In the next tab of the IMDb movie explorer, we see combined plots that shows 3 different plots: a violin plot of IMDb ratings across different genres, a scatter plot of IMDb score and revenue, and (shown below) a correlation plot between IMDb scores and meta scores.
On the next tab of the IMDb movie explorer we see top movies, and we can select by the same criteria as above: gross, metascore, imdb rating, and number of votes. There is also a slider that allows you to select how many movies you would like the bar chart to show.
Here is shown the top 25 movies by gross.
In the next tab we have top directors. The 5 criteria available for selection are , shown below.
There is also a slider that allows you to choose how many directors you would like to show in the bar chart. Below is an image that shows the top 25 directors by net gross.

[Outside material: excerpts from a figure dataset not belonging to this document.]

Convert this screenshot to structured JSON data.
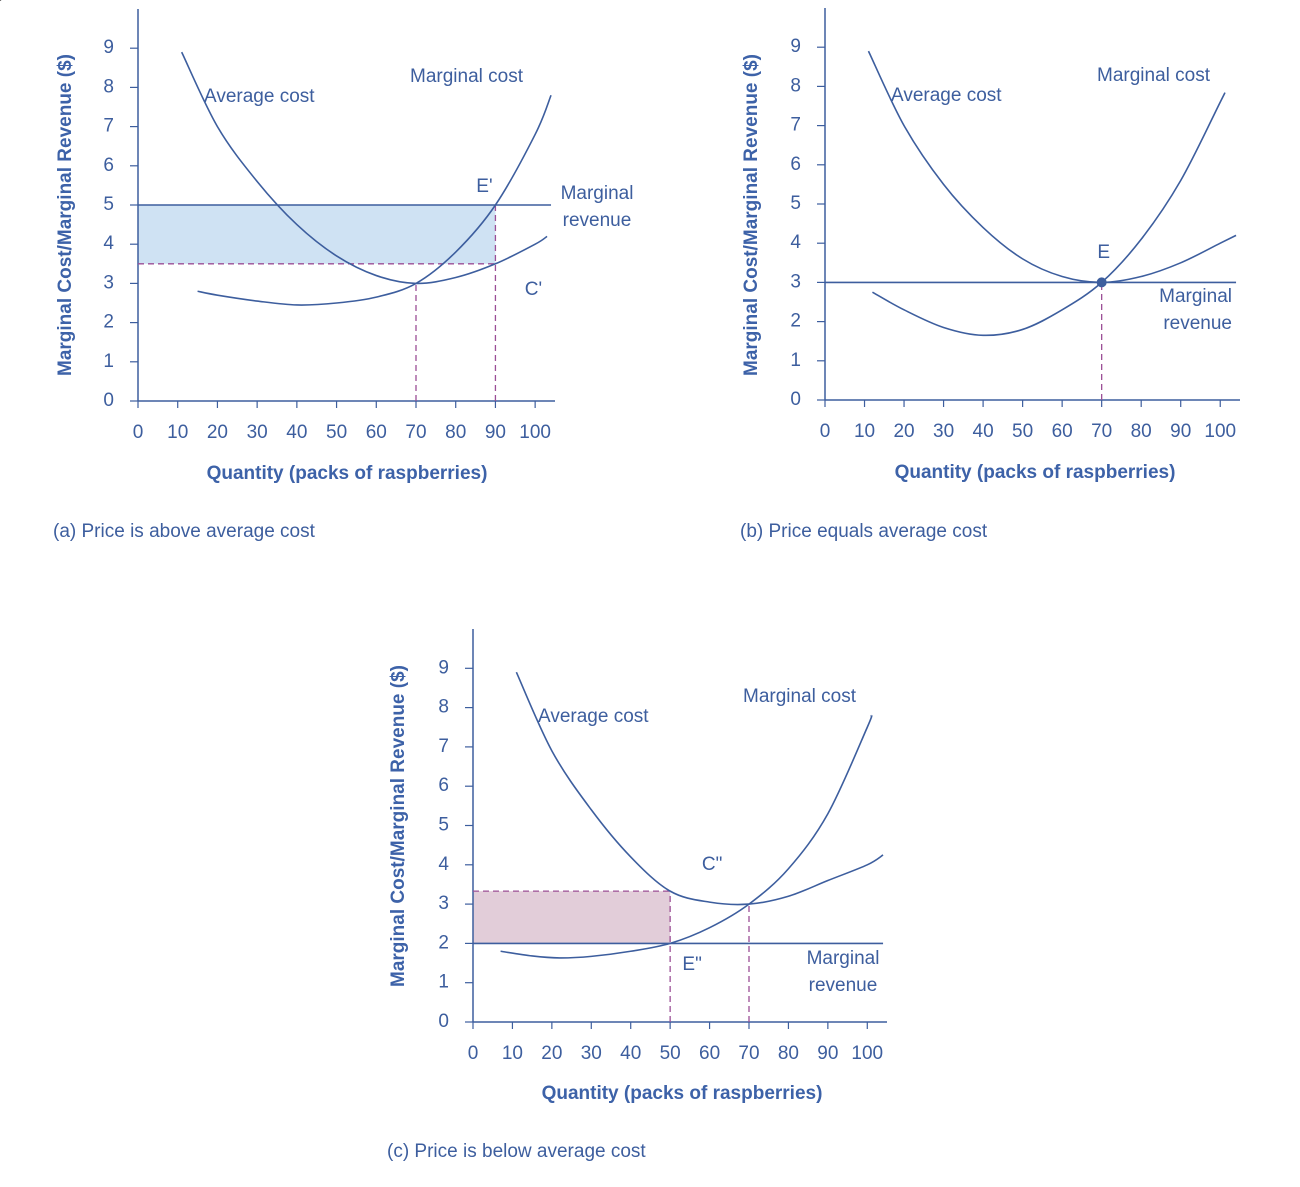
{
  "chart_data": [
    {
      "type": "line",
      "caption": "(a) Price is above average cost",
      "xlabel": "Quantity (packs of raspberries)",
      "ylabel": "Marginal Cost/Marginal Revenue ($)",
      "xlim": [
        0,
        105
      ],
      "ylim": [
        0,
        10
      ],
      "xticks": [
        0,
        10,
        20,
        30,
        40,
        50,
        60,
        70,
        80,
        90,
        100
      ],
      "yticks": [
        0,
        1,
        2,
        3,
        4,
        5,
        6,
        7,
        8,
        9
      ],
      "series": [
        {
          "name": "Average cost",
          "color": "#3d5e9e",
          "x": [
            11,
            20,
            30,
            40,
            50,
            60,
            70,
            80,
            90,
            100,
            103
          ],
          "values": [
            8.9,
            7.0,
            5.6,
            4.5,
            3.7,
            3.2,
            3.0,
            3.15,
            3.5,
            4.0,
            4.2
          ]
        },
        {
          "name": "Marginal cost",
          "color": "#3d5e9e",
          "x": [
            15,
            20,
            30,
            40,
            50,
            60,
            70,
            80,
            90,
            100,
            104
          ],
          "values": [
            2.8,
            2.7,
            2.55,
            2.45,
            2.5,
            2.65,
            3.0,
            3.8,
            5.0,
            6.8,
            7.8
          ]
        },
        {
          "name": "Marginal revenue",
          "color": "#3d5e9e",
          "x": [
            0,
            104
          ],
          "values": [
            5,
            5
          ]
        }
      ],
      "shade": {
        "x": [
          0,
          90
        ],
        "y": [
          3.5,
          5
        ],
        "color": "#cfe2f3"
      },
      "guide_color": "#9b4f96",
      "guides": [
        {
          "x": [
            0,
            90
          ],
          "y": [
            3.5,
            3.5
          ]
        },
        {
          "x": [
            70,
            70
          ],
          "y": [
            0,
            3
          ]
        },
        {
          "x": [
            90,
            90
          ],
          "y": [
            0,
            5
          ]
        }
      ],
      "annotations": [
        {
          "text": "E'",
          "x": 90,
          "y": 5
        },
        {
          "text": "C'",
          "x": 90,
          "y": 3.5,
          "arrow": true
        }
      ]
    },
    {
      "type": "line",
      "caption": "(b) Price equals average cost",
      "xlabel": "Quantity (packs of raspberries)",
      "ylabel": "Marginal Cost/Marginal Revenue ($)",
      "xlim": [
        0,
        105
      ],
      "ylim": [
        0,
        10
      ],
      "xticks": [
        0,
        10,
        20,
        30,
        40,
        50,
        60,
        70,
        80,
        90,
        100
      ],
      "yticks": [
        0,
        1,
        2,
        3,
        4,
        5,
        6,
        7,
        8,
        9
      ],
      "series": [
        {
          "name": "Average cost",
          "color": "#3d5e9e",
          "x": [
            11,
            20,
            30,
            40,
            50,
            60,
            70,
            80,
            90,
            100,
            104
          ],
          "values": [
            8.9,
            7.0,
            5.5,
            4.4,
            3.6,
            3.15,
            3.0,
            3.15,
            3.5,
            4.0,
            4.2
          ]
        },
        {
          "name": "Marginal cost",
          "color": "#3d5e9e",
          "x": [
            12,
            20,
            30,
            40,
            50,
            60,
            70,
            80,
            90,
            100,
            101
          ],
          "values": [
            2.75,
            2.3,
            1.85,
            1.65,
            1.8,
            2.3,
            3.0,
            4.1,
            5.6,
            7.6,
            7.8
          ]
        },
        {
          "name": "Marginal revenue",
          "color": "#3d5e9e",
          "x": [
            0,
            104
          ],
          "values": [
            3,
            3
          ]
        }
      ],
      "guide_color": "#9b4f96",
      "guides": [
        {
          "x": [
            70,
            70
          ],
          "y": [
            0,
            3
          ]
        }
      ],
      "annotations": [
        {
          "text": "E",
          "x": 70,
          "y": 3,
          "dot": true
        }
      ]
    },
    {
      "type": "line",
      "caption": "(c) Price is below average cost",
      "xlabel": "Quantity (packs of raspberries)",
      "ylabel": "Marginal Cost/Marginal Revenue ($)",
      "xlim": [
        0,
        105
      ],
      "ylim": [
        0,
        10
      ],
      "xticks": [
        0,
        10,
        20,
        30,
        40,
        50,
        60,
        70,
        80,
        90,
        100
      ],
      "yticks": [
        0,
        1,
        2,
        3,
        4,
        5,
        6,
        7,
        8,
        9
      ],
      "series": [
        {
          "name": "Average cost",
          "color": "#3d5e9e",
          "x": [
            11,
            20,
            30,
            40,
            50,
            60,
            70,
            80,
            90,
            100,
            104
          ],
          "values": [
            8.9,
            6.9,
            5.4,
            4.2,
            3.33,
            3.05,
            3.0,
            3.2,
            3.6,
            4.0,
            4.25
          ]
        },
        {
          "name": "Marginal cost",
          "color": "#3d5e9e",
          "x": [
            7,
            15,
            22,
            30,
            40,
            50,
            60,
            70,
            80,
            90,
            100,
            101
          ],
          "values": [
            1.8,
            1.68,
            1.63,
            1.67,
            1.8,
            2.0,
            2.4,
            3.0,
            3.9,
            5.3,
            7.5,
            7.8
          ]
        },
        {
          "name": "Marginal revenue",
          "color": "#3d5e9e",
          "x": [
            0,
            104
          ],
          "values": [
            2,
            2
          ]
        }
      ],
      "shade": {
        "x": [
          0,
          50
        ],
        "y": [
          2,
          3.33
        ],
        "color": "#e2cdd9"
      },
      "guide_color": "#9b4f96",
      "guides": [
        {
          "x": [
            0,
            50
          ],
          "y": [
            3.33,
            3.33
          ]
        },
        {
          "x": [
            50,
            50
          ],
          "y": [
            0,
            3.33
          ]
        },
        {
          "x": [
            70,
            70
          ],
          "y": [
            0,
            3
          ]
        }
      ],
      "annotations": [
        {
          "text": "C\"",
          "x": 50,
          "y": 3.33,
          "arrow": true
        },
        {
          "text": "E\"",
          "x": 50,
          "y": 2
        }
      ]
    }
  ]
}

In the next tab we have top actors that have the same 5 criteria for selection as directors and has the same slider for selecting how many actors you would like the bar chart to display.

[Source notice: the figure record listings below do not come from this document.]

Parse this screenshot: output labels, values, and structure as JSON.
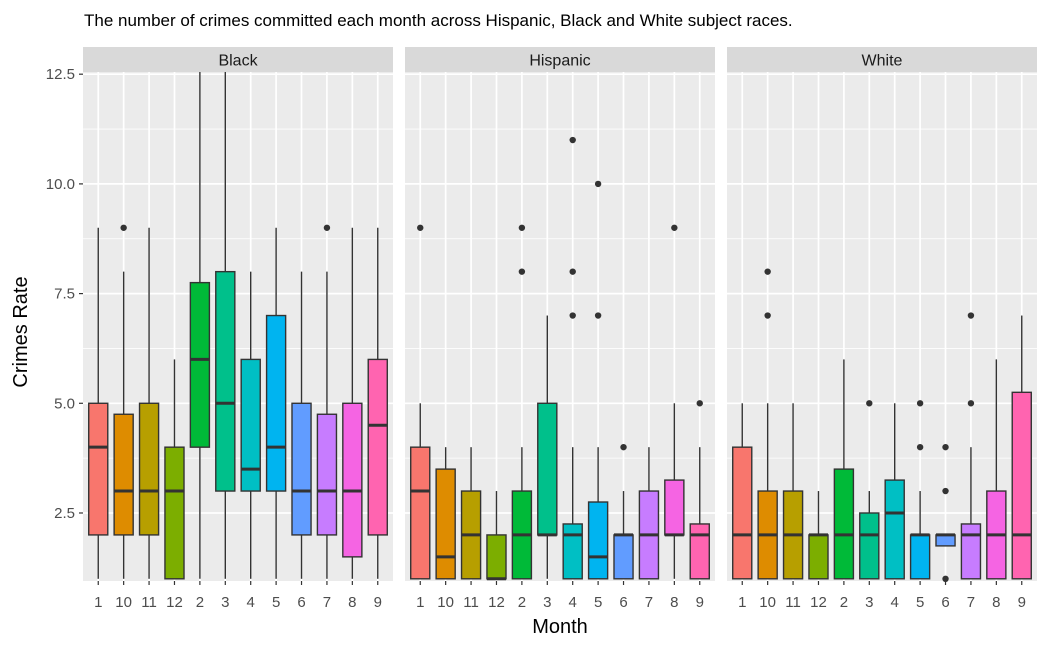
{
  "chart_data": {
    "type": "boxplot",
    "title": "The number of crimes committed each month across Hispanic, Black and White subject races.",
    "xlabel": "Month",
    "ylabel": "Crimes Rate",
    "ylim": [
      0.95,
      12.55
    ],
    "yticks": [
      2.5,
      5.0,
      7.5,
      10.0,
      12.5
    ],
    "ytick_labels": [
      "2.5",
      "5.0",
      "7.5",
      "10.0",
      "12.5"
    ],
    "categories": [
      "1",
      "10",
      "11",
      "12",
      "2",
      "3",
      "4",
      "5",
      "6",
      "7",
      "8",
      "9"
    ],
    "colors": [
      "#F8766D",
      "#DE8C00",
      "#B79F00",
      "#7CAE00",
      "#00BA38",
      "#00C08B",
      "#00BFC4",
      "#00B4F0",
      "#619CFF",
      "#C77CFF",
      "#F564E3",
      "#FF64B0"
    ],
    "background": "#EBEBEB",
    "strip_color": "#D9D9D9",
    "panels": [
      {
        "name": "Black",
        "boxes": [
          {
            "min": 1,
            "q1": 2,
            "median": 4,
            "q3": 5,
            "max": 9,
            "outliers": []
          },
          {
            "min": 1,
            "q1": 2,
            "median": 3,
            "q3": 4.75,
            "max": 8,
            "outliers": [
              9
            ]
          },
          {
            "min": 1,
            "q1": 2,
            "median": 3,
            "q3": 5,
            "max": 9,
            "outliers": []
          },
          {
            "min": 1,
            "q1": 1,
            "median": 3,
            "q3": 4,
            "max": 6,
            "outliers": []
          },
          {
            "min": 1,
            "q1": 4,
            "median": 6,
            "q3": 7.75,
            "max": 12.55,
            "outliers": []
          },
          {
            "min": 1,
            "q1": 3,
            "median": 5,
            "q3": 8,
            "max": 12.55,
            "outliers": []
          },
          {
            "min": 1,
            "q1": 3,
            "median": 3.5,
            "q3": 6,
            "max": 8,
            "outliers": []
          },
          {
            "min": 1,
            "q1": 3,
            "median": 4,
            "q3": 7,
            "max": 9,
            "outliers": []
          },
          {
            "min": 1,
            "q1": 2,
            "median": 3,
            "q3": 5,
            "max": 8,
            "outliers": []
          },
          {
            "min": 1,
            "q1": 2,
            "median": 3,
            "q3": 4.75,
            "max": 8,
            "outliers": [
              9
            ]
          },
          {
            "min": 1,
            "q1": 1.5,
            "median": 3,
            "q3": 5,
            "max": 9,
            "outliers": []
          },
          {
            "min": 1,
            "q1": 2,
            "median": 4.5,
            "q3": 6,
            "max": 9,
            "outliers": []
          }
        ]
      },
      {
        "name": "Hispanic",
        "boxes": [
          {
            "min": 1,
            "q1": 1,
            "median": 3,
            "q3": 4,
            "max": 5,
            "outliers": [
              9
            ]
          },
          {
            "min": 1,
            "q1": 1,
            "median": 1.5,
            "q3": 3.5,
            "max": 4,
            "outliers": []
          },
          {
            "min": 1,
            "q1": 1,
            "median": 2,
            "q3": 3,
            "max": 4,
            "outliers": []
          },
          {
            "min": 1,
            "q1": 1,
            "median": 1,
            "q3": 2,
            "max": 3,
            "outliers": []
          },
          {
            "min": 1,
            "q1": 1,
            "median": 2,
            "q3": 3,
            "max": 4,
            "outliers": [
              8,
              9
            ]
          },
          {
            "min": 1,
            "q1": 2,
            "median": 2,
            "q3": 5,
            "max": 7,
            "outliers": []
          },
          {
            "min": 1,
            "q1": 1,
            "median": 2,
            "q3": 2.25,
            "max": 4,
            "outliers": [
              7,
              8,
              11
            ]
          },
          {
            "min": 1,
            "q1": 1,
            "median": 1.5,
            "q3": 2.75,
            "max": 4,
            "outliers": [
              7,
              10
            ]
          },
          {
            "min": 1,
            "q1": 1,
            "median": 2,
            "q3": 2,
            "max": 3,
            "outliers": [
              4
            ]
          },
          {
            "min": 1,
            "q1": 1,
            "median": 2,
            "q3": 3,
            "max": 4,
            "outliers": []
          },
          {
            "min": 1,
            "q1": 2,
            "median": 2,
            "q3": 3.25,
            "max": 5,
            "outliers": [
              9
            ]
          },
          {
            "min": 1,
            "q1": 1,
            "median": 2,
            "q3": 2.25,
            "max": 4,
            "outliers": [
              5
            ]
          }
        ]
      },
      {
        "name": "White",
        "boxes": [
          {
            "min": 1,
            "q1": 1,
            "median": 2,
            "q3": 4,
            "max": 5,
            "outliers": []
          },
          {
            "min": 1,
            "q1": 1,
            "median": 2,
            "q3": 3,
            "max": 5,
            "outliers": [
              7,
              8
            ]
          },
          {
            "min": 1,
            "q1": 1,
            "median": 2,
            "q3": 3,
            "max": 5,
            "outliers": []
          },
          {
            "min": 1,
            "q1": 1,
            "median": 2,
            "q3": 2,
            "max": 3,
            "outliers": []
          },
          {
            "min": 1,
            "q1": 1,
            "median": 2,
            "q3": 3.5,
            "max": 6,
            "outliers": []
          },
          {
            "min": 1,
            "q1": 1,
            "median": 2,
            "q3": 2.5,
            "max": 3,
            "outliers": [
              5
            ]
          },
          {
            "min": 1,
            "q1": 1,
            "median": 2.5,
            "q3": 3.25,
            "max": 5,
            "outliers": []
          },
          {
            "min": 1,
            "q1": 1,
            "median": 2,
            "q3": 2,
            "max": 3,
            "outliers": [
              4,
              5
            ]
          },
          {
            "min": 1.75,
            "q1": 1.75,
            "median": 2,
            "q3": 2,
            "max": 2,
            "outliers": [
              1,
              3,
              4
            ]
          },
          {
            "min": 1,
            "q1": 1,
            "median": 2,
            "q3": 2.25,
            "max": 4,
            "outliers": [
              5,
              7
            ]
          },
          {
            "min": 1,
            "q1": 1,
            "median": 2,
            "q3": 3,
            "max": 6,
            "outliers": []
          },
          {
            "min": 1,
            "q1": 1,
            "median": 2,
            "q3": 5.25,
            "max": 7,
            "outliers": []
          }
        ]
      }
    ]
  }
}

Here we can see the top actor by gross receipts is Robert Downey Jr., followed by Tom Hanks.
In the final tab of my IMDb movie explorer, we have franchise analysis and we can select among Harry Potter, Lord of the Rings, or Star Wars in light of 3 criteria: gross revenue, meta score and IMBd score for all 3 franchises.Here is a screenshot of the Lord of the Rings franchise with meta score selected.
Conclusion
Running this app gives insights into which genres, actors, and directors correlate with higher revenue. On Genres, Sci-fi and adventure have the highest revenue and vote., IMDb score has some correlation to profit but a small one, so better ranked movies do not really make more profit. The directors most associated with success are Steven Spielberg and Anthony Russo. The top-grossing actors are Robert Downey Jr. or Tom Hanks. Of course, you’d also have to have the budget to hire these top names and a role that would interest them.
Where to go from here
I hope that this data will help filmmakers in the future decide which movies to make for profit and also to win the hearts and minds of its viewers. Also, I could use the aggregate of the description of top movies to send to an AI to make new movie ideas perhaps using an LLM. It may be possible in future to have the generative AI offer suggestions for the storyline, script, and even casting based on data analytics. Down the road, these movies may even be produced by individuals who use advances in technology like OpenAI’s Sora to produce movies without actors and sets, opening up new possibilities for the film industry’s evolution.